After six months of rehabilitation, he managed to move his hands, shoulders and arms again. However, from his chest down he remains paralyzed to this today.
Marc Brew (JP/A. Kurniawan Ulung)
Believing that he was born to dance, Brew decided to dance again with his wheelchair in 1999, entering a ballet class at Infinity Dance Theater in New York, a dance company founded by Kitty Lunn, a dancer who broke her back after slipping and falling on ice in 1987 but who resumed dancing five years later.
Most of his family members and friends did not support his decision, suggesting he do something else.

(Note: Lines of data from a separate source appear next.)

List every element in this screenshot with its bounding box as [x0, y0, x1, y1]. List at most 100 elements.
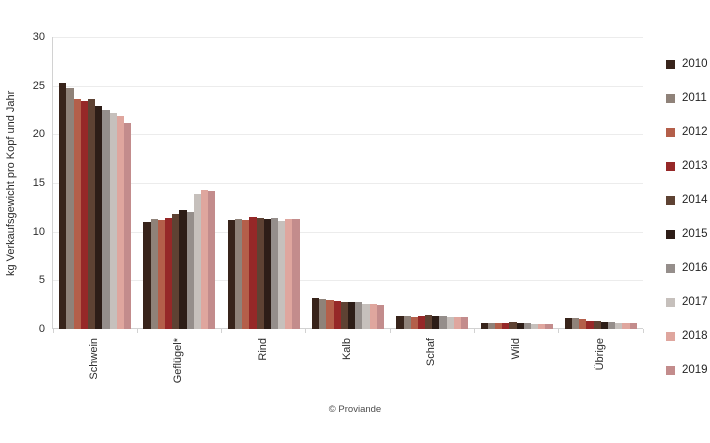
legend-label-2019: 2019: [682, 364, 708, 376]
gridline-5: [53, 280, 643, 282]
bar-Rind-2012: [242, 220, 250, 329]
bar-Wild-2017: [530, 324, 539, 329]
legend-label-2016: 2016: [682, 262, 708, 274]
legend: 2010 2011 2012 2013 2014 2015 2016 2017 2018 2019: [666, 47, 708, 387]
bar-Schaf-2010: [396, 316, 404, 329]
bar-Wild-2016: [523, 323, 531, 329]
gridline-20: [53, 134, 643, 136]
category-label-Geflügel*: Geflügel*: [172, 338, 185, 384]
legend-label-2012: 2012: [682, 126, 708, 138]
bar-Übrige-2018: [622, 323, 630, 329]
bar-Schwein-2014: [87, 99, 96, 329]
legend-swatch-2013: [666, 161, 675, 171]
bar-Geflügel*-2011: [150, 219, 158, 329]
bar-Kalb-2017: [362, 303, 370, 329]
bar-Schwein-2016: [102, 110, 110, 329]
bar-Übrige-2017: [615, 323, 623, 329]
source-attribution: © Proviande: [328, 404, 382, 415]
legend-swatch-2011: [666, 93, 675, 103]
plot-area: [52, 37, 644, 333]
legend-label-2010: 2010: [682, 58, 708, 70]
category-label-Wild: Wild: [509, 338, 522, 360]
bar-Kalb-2015: [347, 301, 356, 329]
bar-group-Schaf: [390, 37, 474, 329]
legend-swatch-2012: [666, 127, 675, 137]
gridline-30: [53, 37, 643, 38]
legend-swatch-2018: [666, 331, 675, 341]
bar-group-Rind: [222, 37, 306, 329]
bar-Schwein-2013: [80, 101, 88, 329]
legend-label-2017: 2017: [682, 296, 708, 308]
bar-Kalb-2012: [326, 299, 334, 329]
bar-Schwein-2018: [116, 115, 124, 329]
bar-Schaf-2015: [432, 316, 440, 329]
y-tick-15: 15: [32, 177, 45, 189]
bar-Rind-2014: [256, 218, 264, 329]
bar-Kalb-2014: [340, 301, 348, 329]
x-axis-tick: [558, 329, 560, 333]
bar-Wild-2019: [545, 324, 553, 329]
bar-Übrige-2011: [572, 318, 580, 329]
y-tick-20: 20: [32, 128, 45, 141]
bar-Geflügel*-2016: [186, 212, 194, 329]
category-label-Übrige: Übrige: [593, 338, 606, 371]
bar-Kalb-2013: [333, 300, 341, 329]
y-tick-25: 25: [32, 79, 45, 92]
legend-item-2010: 2010: [666, 47, 708, 81]
bar-Schwein-2012: [73, 99, 81, 329]
legend-swatch-2016: [666, 263, 675, 273]
legend-swatch-2010: [666, 59, 675, 69]
legend-label-2018: 2018: [682, 330, 708, 342]
bar-Kalb-2010: [312, 297, 320, 329]
bar-Schwein-2011: [66, 87, 74, 329]
bar-Geflügel*-2010: [143, 221, 151, 329]
bar-group-Geflügel*: [137, 37, 221, 329]
bar-Geflügel*-2012: [157, 220, 166, 329]
legend-swatch-2014: [666, 195, 675, 205]
gridline-10: [53, 231, 643, 233]
bar-Kalb-2011: [319, 298, 327, 329]
bar-Übrige-2013: [586, 321, 594, 329]
bar-Geflügel*-2017: [193, 193, 201, 329]
bar-Wild-2013: [502, 323, 510, 329]
legend-label-2014: 2014: [682, 194, 708, 206]
bar-Übrige-2019: [629, 323, 637, 329]
legend-item-2016: 2016: [666, 251, 708, 285]
bar-group-Übrige: [559, 37, 643, 329]
bar-Schaf-2011: [403, 316, 411, 329]
bar-Schaf-2018: [453, 317, 462, 329]
bar-Schwein-2010: [59, 82, 67, 329]
bar-group-Kalb: [306, 37, 390, 329]
bar-Übrige-2016: [608, 322, 616, 329]
bar-Schaf-2012: [410, 317, 418, 329]
bar-Schaf-2017: [446, 317, 454, 329]
bar-Rind-2017: [278, 221, 286, 329]
legend-label-2015: 2015: [682, 228, 708, 240]
bar-Übrige-2012: [579, 319, 587, 329]
gridline-15: [53, 183, 643, 184]
y-tick-0: 0: [38, 323, 45, 335]
legend-item-2013: 2013: [666, 149, 708, 183]
bar-Wild-2011: [487, 323, 495, 329]
legend-swatch-2017: [666, 297, 675, 307]
bar-Übrige-2014: [593, 321, 601, 329]
x-axis-tick: [642, 329, 644, 333]
y-tick-5: 5: [38, 274, 45, 287]
bar-Wild-2014: [509, 322, 517, 329]
bar-group-Schwein: [53, 37, 137, 329]
x-axis-tick: [305, 329, 307, 333]
y-tick-10: 10: [32, 225, 45, 238]
bar-Kalb-2018: [369, 303, 377, 329]
bar-Rind-2010: [227, 220, 235, 329]
bar-Geflügel*-2015: [179, 210, 187, 329]
bar-Schaf-2016: [439, 316, 447, 329]
y-axis-tick-labels: 0 5 10 15 20 25 30: [0, 31, 45, 335]
category-label-Rind: Rind: [256, 338, 269, 361]
category-label-Kalb: Kalb: [341, 338, 353, 361]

However, he kept following his heart and he thanks God for having his mother’s blessing.
“My mother always knows that I am very determined and passionate about what I do. She sacrificed her life to come and live with me again to help me find my independence and support me to get back to the world again,” he said.
His mother, a single parent, means the world to Brew.
“She is my number one fan,” he said.
Brew started dancing in the small rural village of Jerilderie in New South Wales when he was 7. Shortly after that, he was bullied by his peers because they thought that dancing was effeminate and because he was the only boy who danced at that time.
“It was hard to be isolated. Unlike other boys, who played sports, I wanted to be more artistic and express myself through my body,” he said. “They beat me up.”
Despite having such a harsh childhood experience, Brew grew up to be a man with a big heart. After the car crash in South Africa, some of his fellow dancers avoided him, but he managed to find true friends who believed in his ability to turn the tables. They helped him get back in the studio to explore what he could choreograph with his wheelchair.
“It was quite experimental at that time,” he said.
During his years of training, he stopped looking at the mirrored walls. He learned to feel the sensation of dancing in a wheelchair rather than imagining himself as a dancer with a perfect body.
“I focus on how it feels from the inside rather than how it looks from the outside,” he said.
Brew said he had met some aspiring Indonesian children with disabilities who wanted to be dancers. He hoped that they would not easily give up on their dream.
“Now, I really enjoy teaching disabled people to show them that they also have possibilities and careers,” he said. “I do break all the boundaries and remove all the barriers.”